Expected goals league tables, 23-25 Aug 2019
I’ve had a few requests for an ‘expected goals league table’ recently so I thought that it would make a good quick project. If you’re not familiar with the concept, it’s basically calculating the league table using the expected goals (i.e. the quality of chances) scored and conceded by each team rather than the actual goal tally.
The idea behind this is that it gives a potentially fairer assessment of how each team is doing, based on how a hypothetical average team would have fared from the chances they created and allowed. As the expected goals model isn’t perfect, we can’t use these tables to say with certainty that a given team has been lucky (or unlucky) but it’s safe to say that significant differences tend not to be sustainable over the long run.
There were two main challenges that I came up against here. The first was how to compare these with the actual league tables without making the whole thing too cluttered. I also wanted to have at least one chart element, with points being the obvious choice and a nod towards the Cann table, which ate into the available space. I decided to take a similar approach to Understat and show the differences between the two tables using smaller, colour-coded text i.e. a green number means they look better in the data than in real life, while a red number means they look worse.
The second issue that came up was how to handle draws, as having two teams finish a match with exactly the same expected goals tally is extremely rare. The way I’ve tackled this is fairly simple – if you classify any match in which the teams’ expected goals totals are within 1/3 of a goal of each other as a draw, then you end up with a proportion of draws which is pretty close to the long-term average. I’m sure there are more mathematically rigorous ways to approach this, but this feels quite neat to me.

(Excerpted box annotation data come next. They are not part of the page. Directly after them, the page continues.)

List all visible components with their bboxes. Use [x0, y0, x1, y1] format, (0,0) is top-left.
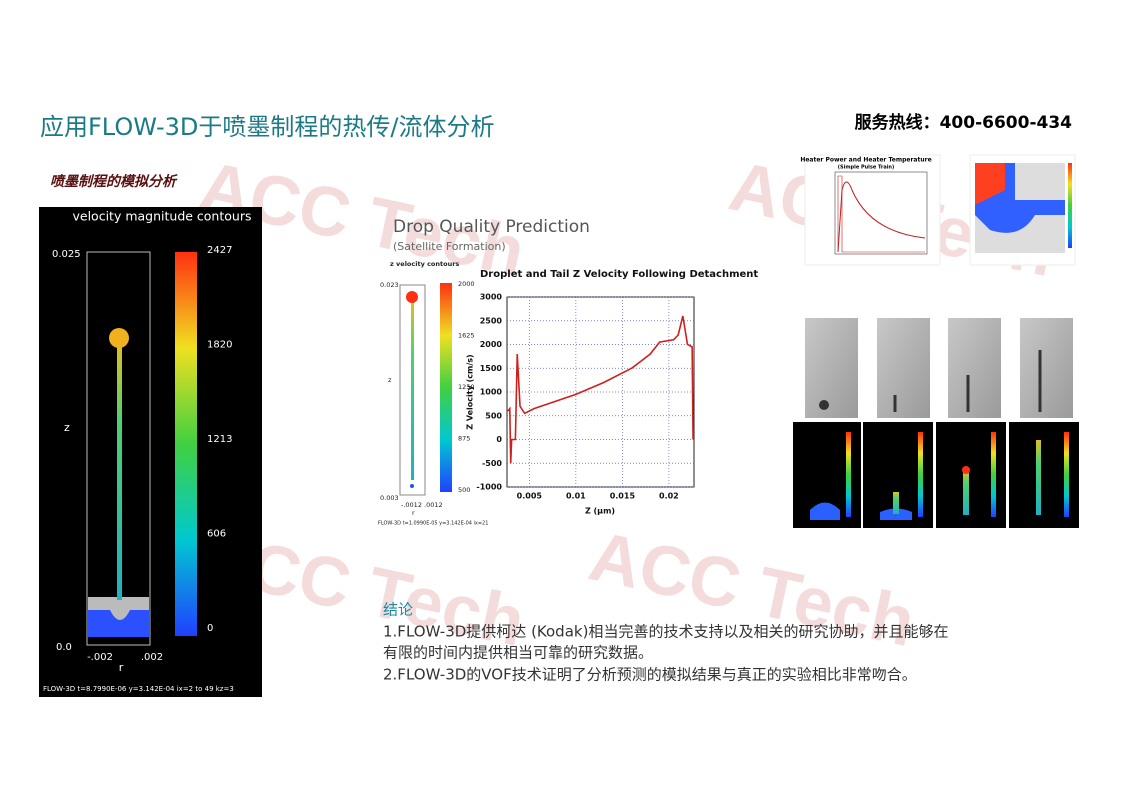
photo [877, 318, 930, 418]
y-tick-label: 1000 [480, 388, 503, 397]
figure-title: Drop Quality Prediction [393, 217, 590, 237]
velocity-plot: Droplet and Tail Z Velocity Following De… [466, 269, 759, 516]
photo [948, 318, 1001, 418]
r-axis: r [119, 661, 124, 674]
colorbar-label: 875 [458, 435, 470, 443]
jet [411, 300, 414, 480]
hotline: 服务热线：400-6600-434 [855, 112, 1073, 133]
droplet [406, 291, 418, 303]
r-label: -.002 [87, 652, 113, 663]
fluid [880, 508, 912, 520]
y-tick-label: 2500 [480, 316, 503, 325]
y-axis-label: Z Velocity (cm/s) [466, 354, 475, 429]
colorbar-label: 606 [207, 529, 226, 540]
section-title: 喷墨制程的模拟分析 [50, 173, 178, 190]
photo-strip [793, 318, 1079, 528]
jet [893, 492, 899, 514]
velocity-line [507, 315, 694, 464]
colorbar [1064, 432, 1069, 517]
domain-box [399, 284, 426, 496]
z-label: 0.023 [380, 281, 399, 289]
r-label: -.0012 .0012 [401, 501, 443, 509]
x-tick-label: 0.02 [659, 492, 679, 501]
figure-subtitle: (Satellite Formation) [393, 240, 506, 253]
sim-figure [969, 154, 1076, 266]
conclusion-line: 1.FLOW-3D提供柯达 (Kodak)相当完善的技术支持以及相关的研究协助，… [383, 623, 948, 641]
figure-title: velocity magnitude contours [73, 209, 252, 224]
r-label: .002 [141, 652, 163, 663]
colorbar-label: 0 [207, 623, 213, 634]
x-tick-label: 0.01 [566, 492, 586, 501]
figure-footer: FLOW-3D t=1.0990E-05 y=3.142E-04 ix=21 [378, 521, 488, 527]
colorbar [1068, 163, 1072, 248]
colorbar [991, 432, 996, 517]
heater-figure: Heater Power and Heater Temperature (Sim… [800, 154, 941, 266]
z-label: 0.0 [56, 642, 72, 653]
droplet [109, 328, 129, 348]
slide-title: 应用FLOW-3D于喷墨制程的热传/流体分析 [40, 113, 494, 141]
contour-title: z velocity contours [390, 260, 459, 268]
curve [837, 181, 926, 253]
contour-figure: z velocity contours 0.023 0.003 z -.0012… [378, 260, 488, 527]
drop [819, 400, 829, 410]
plot-title: Droplet and Tail Z Velocity Following De… [480, 269, 758, 280]
jet [117, 345, 122, 600]
photo [1020, 318, 1073, 418]
z-axis: z [64, 421, 70, 434]
plot-frame [834, 171, 928, 255]
colorbar-label: 1250 [458, 383, 475, 391]
left-figure: velocity magnitude contours 0.025 0.0 z … [39, 207, 262, 697]
conclusion-line: 2.FLOW-3D的VOF技术证明了分析预测的模拟结果与真正的实验相比非常吻合。 [383, 666, 917, 684]
photo [805, 318, 858, 418]
y-tick-label: -500 [482, 459, 502, 468]
curve [837, 175, 925, 253]
jet [1036, 440, 1041, 515]
figure-subtitle: (Simple Pulse Train) [838, 165, 895, 171]
figure-bg [804, 154, 941, 266]
colorbar [175, 252, 197, 636]
fluid-hot [975, 163, 1005, 205]
y-tick-label: 0 [496, 435, 502, 444]
fluid [810, 502, 840, 520]
y-tick-label: 3000 [480, 293, 503, 302]
colorbar [918, 432, 923, 517]
z-label: 0.003 [380, 494, 399, 502]
droplet [962, 466, 970, 474]
colorbar-label: 1820 [207, 340, 232, 351]
figure-footer: FLOW-3D t=8.7990E-06 y=3.142E-04 ix=2 to… [43, 685, 234, 693]
domain-box [86, 251, 151, 646]
colorbar [846, 432, 851, 517]
z-label: 0.025 [52, 249, 81, 260]
y-tick-label: 1500 [480, 364, 503, 373]
y-tick-label: -1000 [476, 483, 502, 492]
conclusion-heading: 结论 [383, 601, 413, 619]
y-tick-label: 500 [485, 411, 502, 420]
figure-title: Heater Power and Heater Temperature [800, 157, 931, 164]
x-axis-label: Z (μm) [585, 507, 615, 516]
colorbar [440, 283, 452, 492]
colorbar-label: 1213 [207, 434, 232, 445]
colorbar-label: 1625 [458, 332, 475, 340]
x-tick-label: 0.015 [610, 492, 636, 501]
colorbar-label: 500 [458, 486, 470, 494]
colorbar-label: 2000 [458, 280, 475, 288]
conclusion-line: 有限的时间内提供相当可靠的研究数据。 [383, 644, 653, 662]
jet [963, 470, 969, 515]
r-axis: r [412, 509, 415, 517]
fluid [88, 610, 149, 637]
colorbar-label: 2427 [207, 245, 232, 256]
y-tick-label: 2000 [480, 340, 503, 349]
x-tick-label: 0.005 [517, 492, 543, 501]
satellite [410, 484, 414, 488]
z-axis: z [388, 376, 392, 384]
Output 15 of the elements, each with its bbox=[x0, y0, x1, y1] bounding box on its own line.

Anyway, here’s how the table currently looks for each division:
It’s still very early days in the top flight with just three games played. Interestingly Man Utd would join neighbours City at the top of an expected goals table right now despite only winning one of their opening three games: they out-created Crystal Palace and Wolves but only secured a point from those two matches. Arsenal and Leicester meanwhile would be sitting much lower if chance quality rather than goals scored was used to settle games (at least as far as my model can tell).
There are some huge swings in the second tier: it looks like QPR, Brentford, Derby and Stoke have been performing far better than their results suggest, with the Potters’ defence in particular having conceded far more regularly than the data suggests that it should have. There are some suspected overachievers too, with Bristol City and Swansea both seven points better off in the ‘real’ table than my model would expect.
The third challenge I neglected to mention above was sprung on me by the chaos in League 1 this season – as we’ve got two teams on negative points, I had to program in a way for the bars to be negative. Portsmouth and Southend look to be the biggest underachievers so far, with each looking to be about four points worse off in real life than if matches were settled by expected goals. Blackpool and Rochdale meanwhile may be in an unsustainably high position, as between them they’ve avoided defeat seven times in matches where they’ve been outcreated by more than a third of a goal.
What stood out for me in League 2 is the amount of green in the ‘for’ column and corresponding amount of red in the ‘against’ column. I checked and there’s only been an average of 2.3 goals per game in the division so far (compared with 2.6 last season) so hopefully there’ll be some bigger-scoring weeks to follow. The top five teams in this table all look to be underachieving so far, having each dominated at least one match they didn’t win by a sufficient margin to have done so. Forest Green and Macclesfield meanwhile look to have had a few fortunate results.